Saturday, October 01, 2005

Serenity is Firefly

You may or may not remember me writing about my favorite TV show of all time, but after much anticipation Joss Wedon's movie version starring the same great cast of characters finally arrived in theaters. I was a bit apprehensive that the movie might not live up to the hype (and my lofty expectations), but wild horses couldn't have kept me away.

Just moments into the opening scenes and I knew it'd be great. The story picks up right where the TV series left off, never missing a beat. Thankfully, the characters who had been so convincingly defined in the original series were all their same old irascible selves. It was the same ship, same crew - only the special effects had gotten better.

The real story had always been about the crew itself. An oddball bunch of hardluck cases, most of whom had at some point been upstanding members of society, but now found themselves marginalized in one way or another. They're left needing eachother and their quasi-criminal lifestyle in order to survive. They struggle to get by, they struggle to get along, and they struggle to maintain some measure of their dignity and honor in a universe gone amok.

I liked how the movie took a dark bent - darker than the TV series had been - but I was wholly unprepared for just how dim it would get. The movie was at times violent, and I expected that. People died, lots of people died - even main characters. I wasn't expecting that. I'm not sure I understand the point of killing-off key characters (other than just to heighten the sense of danger and 'realism') and I'm surprised at just how much it bothers me. I'm still shook-up over it. But despite it all I have to admit it was one hell of a movie, and I suppose it's testament to how well developed the characters are that I care so much.

After watching the movie, I came home and checked on the fansite message board and was not too surprised to discover the movie has suffered casualties in its fanbase as well. Leagues of disconsolate fans of the original TV series are irate with Wedon for killing-off their favorite characters, while countless other die-hard fans hail the movie as an overwhelming success. And regardless of how the original fans feel, the movie continues to generate rave reviews with the public at large. I'm guessing it'll be up to the survivors of Serenity to try to make some sense of the senselessness in the sequels I'm sure will come.


Blogger The Grey Ghost said...

I thought Serenity was a good "companion" to the show, but you're right - Firefly is incredible. I can't believe anyone ever cancelled it. That show kicks my ass. There was never a bad episode, and some of them are just incredible.

I share the same sentiments as you regarding the deaths of the cast members, particularly because it seemed like Joss Whedon needed to justify us taking the villain seriously.
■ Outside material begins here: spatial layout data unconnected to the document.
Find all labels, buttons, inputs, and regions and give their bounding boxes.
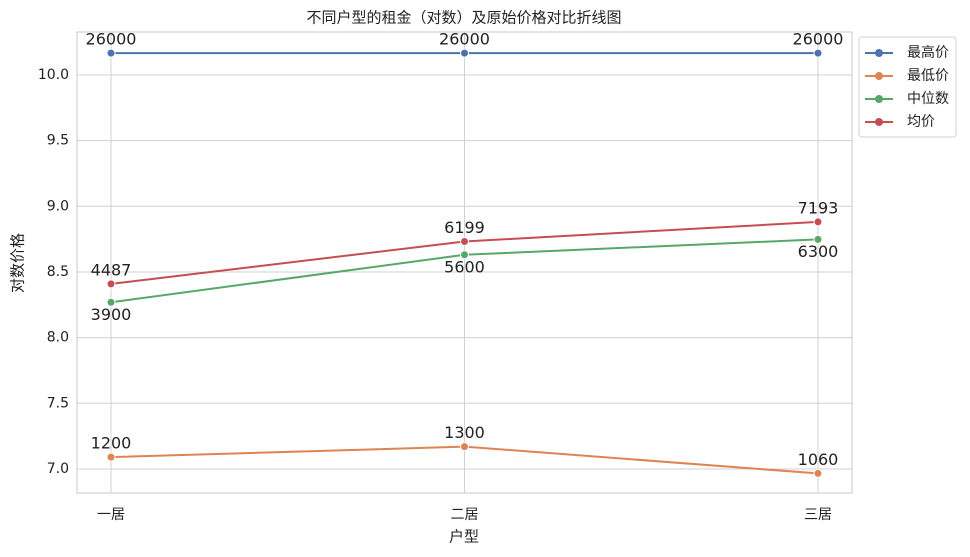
data-label: 1200: [91, 434, 132, 453]
chart-title: 不同户型的租金（对数）及原始价格对比折线图: [306, 9, 621, 27]
legend-label: 均价: [907, 114, 935, 130]
data-label: 26000: [439, 30, 490, 49]
y-axis-label: 对数价格: [9, 233, 27, 293]
plot-frame: [76, 31, 853, 494]
y-tick-label: 9.0: [47, 198, 69, 214]
point: [460, 48, 469, 58]
data-label: 1300: [444, 423, 485, 442]
data-label: 7193: [798, 198, 839, 217]
x-tick-label: 二居: [451, 507, 479, 523]
legend-label: 中位数: [907, 91, 949, 107]
legend-marker: [875, 72, 883, 80]
y-tick-label: 10.0: [38, 67, 69, 83]
x-tick-label: 三居: [804, 507, 832, 523]
data-label: 5600: [444, 257, 485, 276]
point: [813, 48, 823, 58]
y-tick-label: 8.0: [47, 330, 69, 346]
data-label: 4487: [91, 260, 132, 279]
data-label: 26000: [86, 30, 137, 49]
data-label: 1060: [798, 450, 839, 469]
legend-marker: [875, 118, 883, 126]
data-label: 26000: [793, 30, 844, 49]
point: [460, 442, 469, 452]
point: [460, 236, 469, 246]
point: [813, 468, 823, 478]
point: [813, 217, 823, 227]
y-tick-label: 7.5: [47, 395, 69, 411]
x-tick-label: 一居: [97, 507, 125, 523]
legend-marker: [875, 49, 883, 57]
legend-marker: [875, 95, 883, 103]
data-label: 6199: [444, 218, 485, 237]
legend-box: [858, 36, 957, 138]
legend-label: 最高价: [907, 44, 949, 61]
point: [106, 297, 116, 307]
data-label: 3900: [91, 305, 132, 324]
y-tick-label: 7.0: [47, 461, 69, 477]
point: [813, 234, 823, 244]
legend-label: 最低价: [907, 68, 949, 84]
y-tick-label: 8.5: [47, 264, 69, 280]
point: [106, 48, 116, 58]
point: [106, 452, 116, 462]
y-tick-label: 9.5: [47, 133, 69, 149]
data-label: 6300: [798, 242, 839, 261]
point: [106, 279, 116, 289]
x-axis-label: 户型: [449, 528, 479, 546]
point: [460, 250, 469, 260]
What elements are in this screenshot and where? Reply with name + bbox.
And for a show that kept things consistently fresh and engaging, they died in pretty unoriginal ways. We've seen deaths like those in films before. Nothing new. I don't think it was fair to the characters, but hey - it's Joss' baby. What bothered me, though, was how little the deaths were considered by the characters. Not one character lamented about either death, and the "funeral" scene was just a quick, quiet snippet. The crew of Serenity I remember was chattery and fairly open when they needed to be, not quiet and reserved. Where was the dialogue? The engaging emotional drama and tension from the show?

10/12/2005 7:32 PM  
Blogger Dædalux said...

I agree. The crew's actual reactions to the deaths of their mates were barely shown.

And it is Joss's baby to do with as he will. I think Joss was thinking that while a story with a bunch of main characters might work on TV, a movie needs more focus. Rather than regulate a few to background character status, he went for maximum effect instead. . .
and I was numb for the rest of the movie.

I just hope that in the sequels there are moments in which the crew has to take stock of how important the fallen really were. Joss can kill 'em, but the loss is only meaningful in its significance to the rest of the crew.